Este trabajo se está realizando en base a un convenio de colaboración entre la Consellería de Medio Ambiente, Territorio y Vivienda y la Consellería de Medio Rural para aprovechar y unir sinergias y definir estrategias preventivas y de planificación, para anticiparse a los incendios forestales que puedan afectar a los montes gallegos.

En este sentido, el IET prepara información que se ponen a disposición de ayuntamientos y administrados a través del Sistema Público de Gestión de Biomasa, creado al amparo del convenio para la protección de las aldeas firmado entre la Xunta, la Federación Gallega de Municipios y Provincias (Fegamp) y Seaga. Esta información se almacena en un visor que analiza y modeliza grandes cantidades de datos a nivel de parcela catastral que pueden delimitar las distintas redes de franjas de gestión de la biomasa.

Este trabajo ayuda a reforzar la defensa de los núcleos de población frente el fuego, en la medida en que permitirá analizar la información urbanística de los ayuntamientos, las construcciones y el resto de datos necesarios para la generación de las fajas secundarias, es decir, las franjas de terreno más próximas a las viviendas; así como una mejor gestión de las referencias catastrales afectadas y de los datos básicos de superficies, para poder generar los mapas de los municipios con sus fajas secundarias. Además, esta información podrá ser incorporada por parte de los ayuntamientos en los planes municipales de prevención y defensa contra incendios que, por ley, cada ayuntamiento tiene que aprobar.

Hace falta recordar que los recursos naturales y los montes, especialmente, son un factor clave en la lucha contra el cambio climático, pues tienen la capacidad de fijar alrededor de 100 toneladas de carbono en nuestra Comunidad al año; es decir, de reducir las emisiones de carbono a la atmósfera y actuar como alcantarilla.

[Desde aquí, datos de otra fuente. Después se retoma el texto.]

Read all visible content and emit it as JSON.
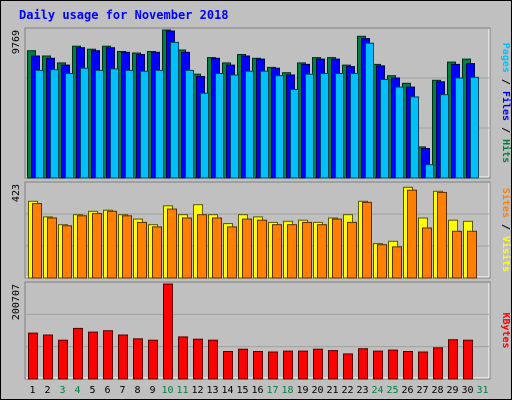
{
  "chart_data": {
    "type": "bar",
    "title": "Daily usage for November 2018",
    "days": [
      "1",
      "2",
      "3",
      "4",
      "5",
      "6",
      "7",
      "8",
      "9",
      "10",
      "11",
      "12",
      "13",
      "14",
      "15",
      "16",
      "17",
      "18",
      "19",
      "20",
      "21",
      "22",
      "23",
      "24",
      "25",
      "26",
      "27",
      "28",
      "29",
      "30",
      "31"
    ],
    "weekend_days": [
      "3",
      "4",
      "10",
      "11",
      "17",
      "18",
      "24",
      "25",
      "31"
    ],
    "colors": {
      "background": "#c0c0c0",
      "title": "#0000ff",
      "hits": "#008040",
      "files": "#0000ff",
      "pages": "#00c0ff",
      "visits": "#ffff00",
      "sites": "#ff8000",
      "kbytes": "#ff0000",
      "weekday_label": "#000000",
      "weekend_label": "#008040"
    },
    "panels": [
      {
        "name": "hits-files-pages",
        "ymax_label": "9769",
        "ymax": 9769,
        "vertical_label": [
          {
            "text": "Pages",
            "color": "#00c0ff"
          },
          {
            "text": " / ",
            "color": "#000000"
          },
          {
            "text": "Files",
            "color": "#0000ff"
          },
          {
            "text": " / ",
            "color": "#000000"
          },
          {
            "text": "Hits",
            "color": "#008040"
          }
        ],
        "series": [
          {
            "name": "Hits",
            "color": "#008040",
            "values": [
              8400,
              8050,
              7600,
              8700,
              8500,
              8700,
              8350,
              8250,
              8350,
              9769,
              8450,
              6850,
              7950,
              7600,
              8150,
              7900,
              7300,
              6950,
              7600,
              7950,
              7950,
              7450,
              9350,
              7500,
              6750,
              6250,
              2050,
              6450,
              7650,
              7850,
              null
            ]
          },
          {
            "name": "Files",
            "color": "#0000ff",
            "values": [
              8050,
              7900,
              7450,
              8600,
              8400,
              8600,
              8300,
              8150,
              8300,
              9700,
              8300,
              6700,
              7900,
              7450,
              8050,
              7850,
              7250,
              6800,
              7500,
              7850,
              7850,
              7350,
              9200,
              7400,
              6600,
              6000,
              1950,
              6350,
              7500,
              7550,
              null
            ]
          },
          {
            "name": "Pages",
            "color": "#00c0ff",
            "values": [
              7100,
              7150,
              6900,
              7250,
              7100,
              7200,
              7100,
              7050,
              7100,
              8950,
              7100,
              5600,
              6900,
              6800,
              7050,
              7050,
              6750,
              5850,
              6850,
              6900,
              6900,
              6900,
              8900,
              6500,
              6000,
              5350,
              880,
              5500,
              6600,
              6650,
              null
            ]
          }
        ]
      },
      {
        "name": "visits-sites",
        "ymax_label": "423",
        "ymax": 423,
        "vertical_label": [
          {
            "text": "Sites",
            "color": "#ff8000"
          },
          {
            "text": " / ",
            "color": "#000000"
          },
          {
            "text": "Visits",
            "color": "#ffff00"
          }
        ],
        "series": [
          {
            "name": "Visits",
            "color": "#ffff00",
            "values": [
              345,
              275,
              240,
              285,
              300,
              305,
              285,
              265,
              240,
              325,
              285,
              330,
              285,
              245,
              285,
              275,
              250,
              255,
              260,
              250,
              270,
              285,
              345,
              155,
              165,
              408,
              270,
              390,
              260,
              255,
              null
            ]
          },
          {
            "name": "Sites",
            "color": "#ff8000",
            "values": [
              335,
              270,
              235,
              280,
              290,
              300,
              280,
              250,
              230,
              310,
              270,
              285,
              270,
              230,
              265,
              260,
              240,
              240,
              250,
              240,
              265,
              250,
              340,
              150,
              140,
              395,
              225,
              385,
              210,
              210,
              null
            ]
          }
        ]
      },
      {
        "name": "kbytes",
        "ymax_label": "200707",
        "ymax": 200707,
        "vertical_label": [
          {
            "text": "KBytes",
            "color": "#ff0000"
          }
        ],
        "series": [
          {
            "name": "KBytes",
            "color": "#ff0000",
            "values": [
              97000,
              93000,
              82000,
              107000,
              99000,
              102000,
              93000,
              85000,
              82000,
              200707,
              89000,
              84000,
              82000,
              58000,
              63000,
              58000,
              57000,
              59000,
              59000,
              63000,
              60000,
              53000,
              64000,
              59000,
              61000,
              58000,
              57000,
              66000,
              83000,
              82000,
              null
            ]
          }
        ]
      }
    ]
  }
}
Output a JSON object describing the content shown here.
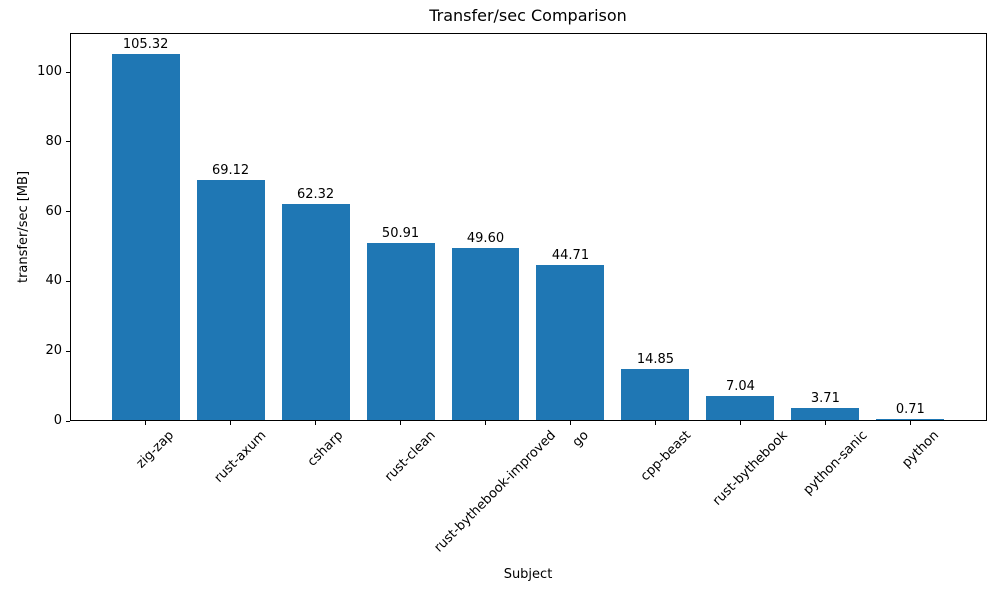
{
  "chart_data": {
    "type": "bar",
    "title": "Transfer/sec Comparison",
    "xlabel": "Subject",
    "ylabel": "transfer/sec [MB]",
    "categories": [
      "zig-zap",
      "rust-axum",
      "csharp",
      "rust-clean",
      "rust-bythebook-improved",
      "go",
      "cpp-beast",
      "rust-bythebook",
      "python-sanic",
      "python"
    ],
    "values": [
      105.32,
      69.12,
      62.32,
      50.91,
      49.6,
      44.71,
      14.85,
      7.04,
      3.71,
      0.71
    ],
    "value_labels": [
      "105.32",
      "69.12",
      "62.32",
      "50.91",
      "49.60",
      "44.71",
      "14.85",
      "7.04",
      "3.71",
      "0.71"
    ],
    "bar_color": "#1f77b4",
    "text_color": "#000000",
    "ylim": [
      0,
      111.2
    ],
    "yticks": [
      0,
      20,
      40,
      60,
      80,
      100
    ],
    "grid": false,
    "legend": null,
    "x_tick_rotation_deg": 45
  }
}
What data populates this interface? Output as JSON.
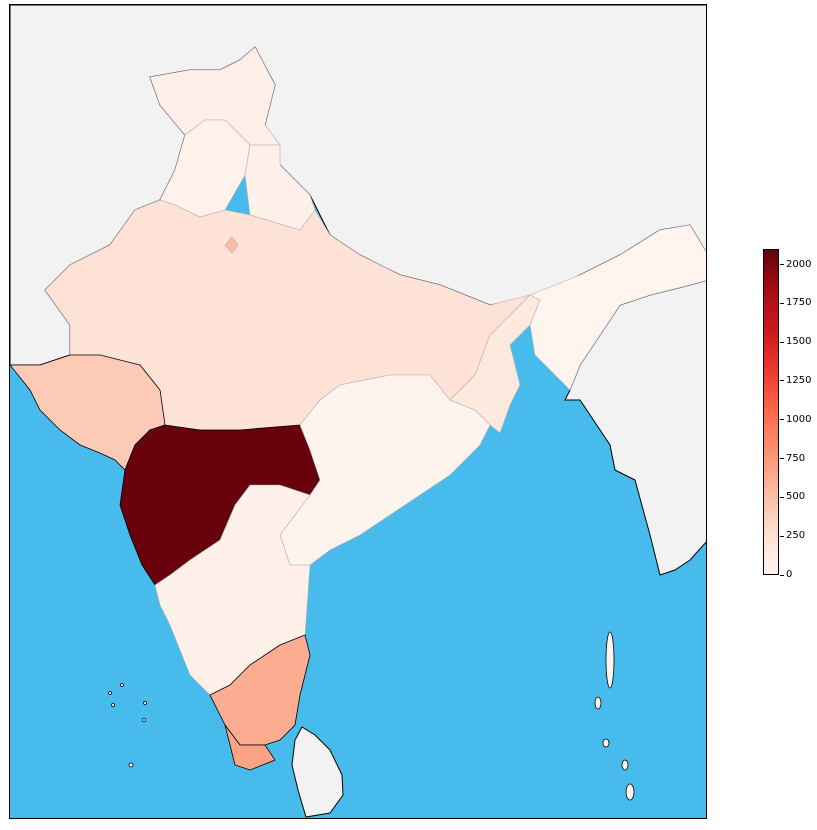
{
  "colors": {
    "ocean": "#48bbed",
    "land_outside": "#f2f2f2",
    "border": "#000000",
    "inner_border": "#b0b0b0",
    "scale_min": "#fff5f0",
    "scale_max": "#67000d"
  },
  "colorbar": {
    "min": 0,
    "max": 2100,
    "ticks": [
      "0",
      "250",
      "500",
      "750",
      "1000",
      "1250",
      "1500",
      "1750",
      "2000"
    ],
    "tick_values": [
      0,
      250,
      500,
      750,
      1000,
      1250,
      1500,
      1750,
      2000
    ]
  },
  "map": {
    "region_values": {
      "jammu-kashmir": 70,
      "himachal-punjab": 40,
      "uttarakhand": 50,
      "delhi": 520,
      "north-india": 240,
      "gujarat": 420,
      "maharashtra": 2090,
      "central-east": 20,
      "west-bengal": 150,
      "northeast": 15,
      "south-west": 60,
      "tamil-nadu": 620,
      "south-tip": 680
    }
  }
}
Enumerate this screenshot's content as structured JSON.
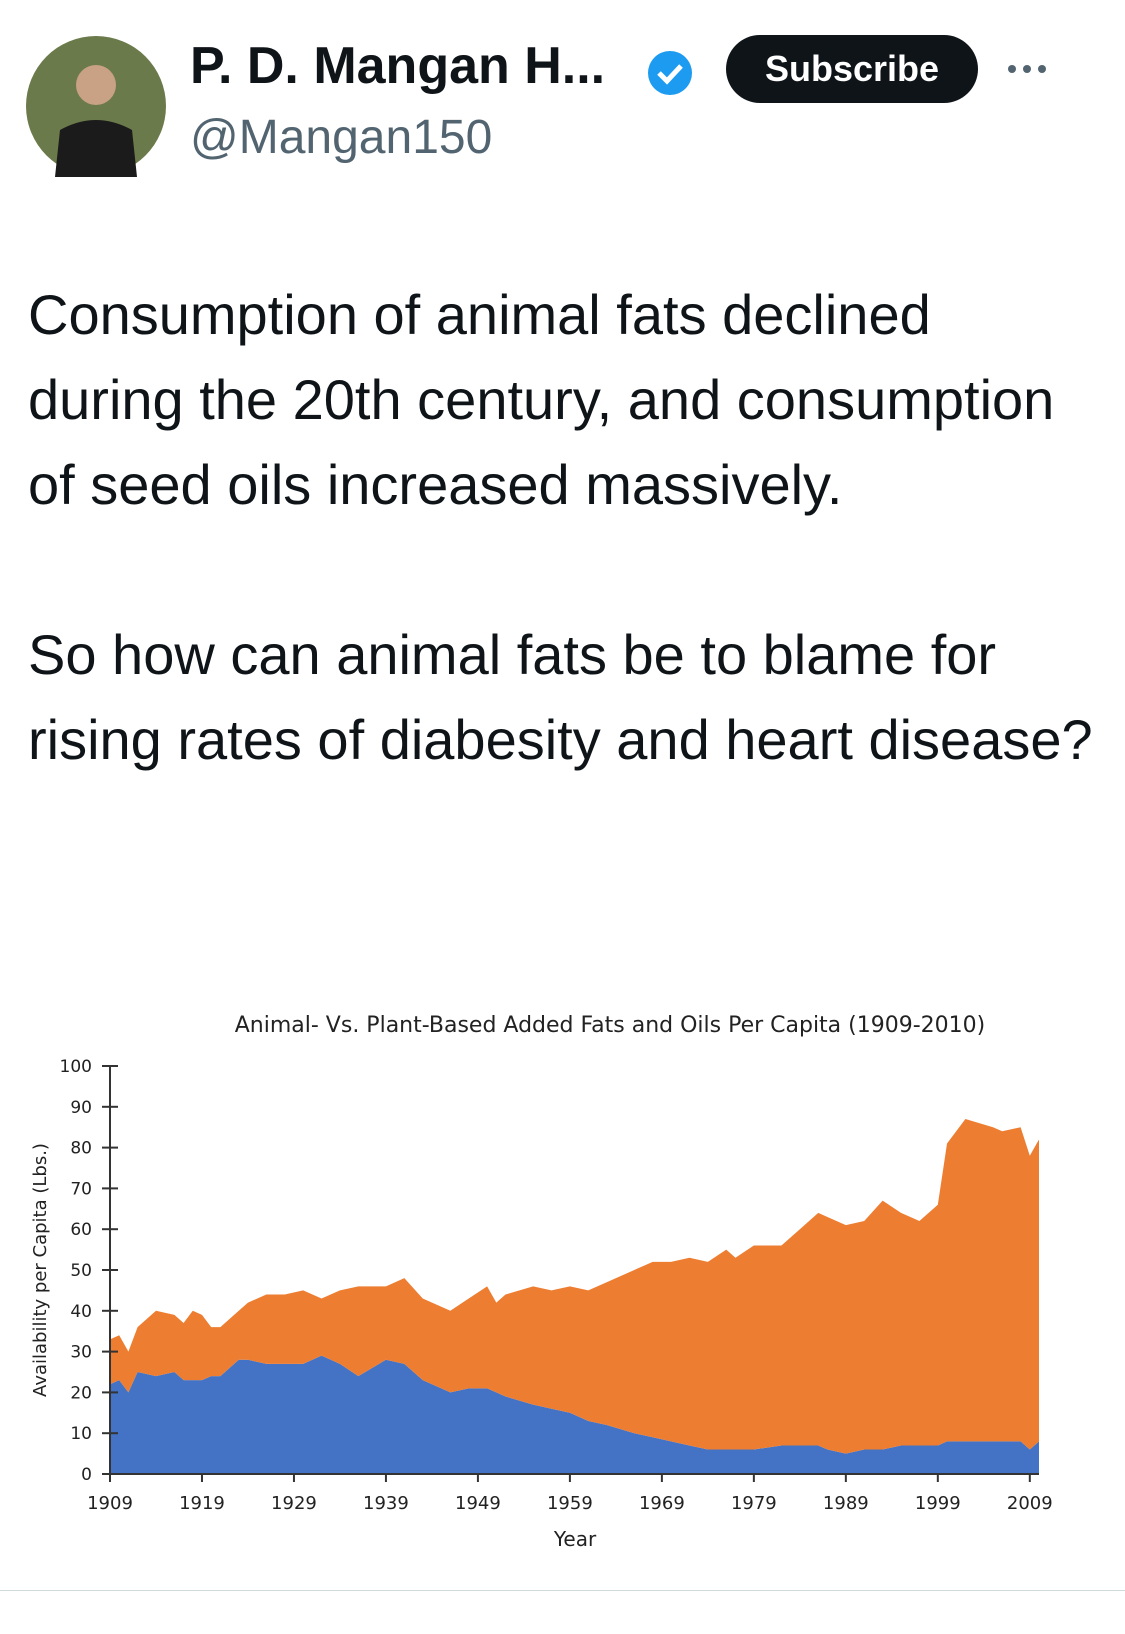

Además, son un elemento a tener en cuenta a la hora de calcular, y observar la evolución, de la huella ecológica de las regiones. En Galicia, este valor es de 3,35 hag/hab (hectáreas globales por habitante). Se trata de un indicador muy útil para conocer el impacto de las actividades humanas sobre la naturaleza, ya que representara la superficie necesaria para producir los recursos y absorber los impactos de las actividades humanas. Y, en consecuencia, también influyen en la biocapacidad, por lo que la superficie de bosque se traduce en hectáreas productivas para la obtención de productos forestales en Galicia y en hectáreas responsables de la absorción de las emisiones de CO2 generadas en la producción de energía, transporte y comercio de mercancías consumidas por la población gallega.